When a voltage is applied to LEDs, the electrons reach an excited state, then when they meet the hole at the contact point, they decay back to the ground state, releasing their energy in the form of light. This is how LEDs work. Therefore, the most difficult problem in improving the luminous efficiency of LEDs is how to make free electrons and holes more efficiently contact. Especially when the size of the semiconductor is only a single layer thick, there are not many materials that can be used, which makes the difficulty even more difficult.

single layer semiconductor

The researchers used transition metal dichalcogenides (TMDCs) to make single-layer semiconductors. This material has semiconductor properties similar to graphene and is considered to be an important next-generation optoelectronic material. Then place the gate (Gate) and the source (Source) on the top and bottom of the semiconductor to make LEDs. When the alternating current is connected between the gate and the source, free electrons and holes will appear in the middle single-layer semiconductor at the same time, and then Let it release energy as light.

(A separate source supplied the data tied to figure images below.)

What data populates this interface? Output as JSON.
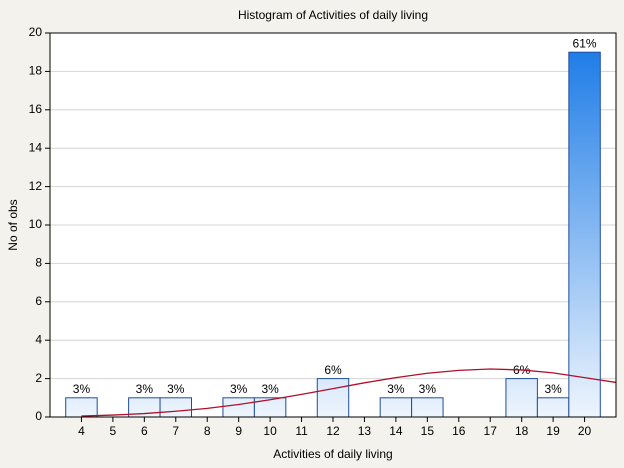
{
  "chart_data": {
    "type": "histogram",
    "title": "Histogram of Activities of daily living",
    "x_label": "Activities of daily living",
    "y_label": "No of obs",
    "bins": [
      3.5,
      4.5,
      5.5,
      6.5,
      7.5,
      8.5,
      9.5,
      10.5,
      11.5,
      12.5,
      13.5,
      14.5,
      15.5,
      16.5,
      17.5,
      18.5,
      19.5,
      20.5
    ],
    "values": [
      1,
      0,
      1,
      1,
      0,
      1,
      1,
      0,
      2,
      0,
      1,
      1,
      0,
      0,
      2,
      1,
      19
    ],
    "value_labels": [
      "3%",
      null,
      "3%",
      "3%",
      null,
      "3%",
      "3%",
      null,
      "6%",
      null,
      "3%",
      "3%",
      null,
      null,
      "6%",
      "3%",
      "61%"
    ],
    "colors": [
      "#eef5fd",
      "#1577e6"
    ],
    "edge_color": "#1f4d9c",
    "xlim": [
      3,
      21
    ],
    "xticks": [
      4,
      5,
      6,
      7,
      8,
      9,
      10,
      11,
      12,
      13,
      14,
      15,
      16,
      17,
      18,
      19,
      20
    ],
    "ylim": [
      0,
      20
    ],
    "yticks": [
      0,
      2,
      4,
      6,
      8,
      10,
      12,
      14,
      16,
      18,
      20
    ],
    "grid": true,
    "fit_curve": {
      "color": "#b0102a",
      "x": [
        4,
        5,
        6,
        7,
        8,
        9,
        10,
        11,
        12,
        13,
        14,
        15,
        16,
        17,
        18,
        19,
        20,
        21
      ],
      "values": [
        0.05,
        0.1,
        0.18,
        0.3,
        0.45,
        0.65,
        0.9,
        1.18,
        1.48,
        1.78,
        2.05,
        2.28,
        2.43,
        2.5,
        2.45,
        2.3,
        2.05,
        1.8
      ]
    }
  }
}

The configuration of the LEDs.

future development

At present, there are still many places to be continuously improved in this LEDs, especially its energy efficiency is only 1% at present, which is far lower than the 25-30% of commercially available LEDs. But as Der-Hsien Lien, a postdoctoral researcher in his research team, said: “The material is quite thin and elastic, so it can be made transparent and applied to curved surfaces.” Transparent displays have become a new goal in the scientific and technological community, and the results of this study will have considerable impact.

In addition, there have been researches to produce a large number of high-quality TMDCs through chemical vapor deposition, so it is expected to use their characteristics to solve the physical limit problem faced by current integrated circuits.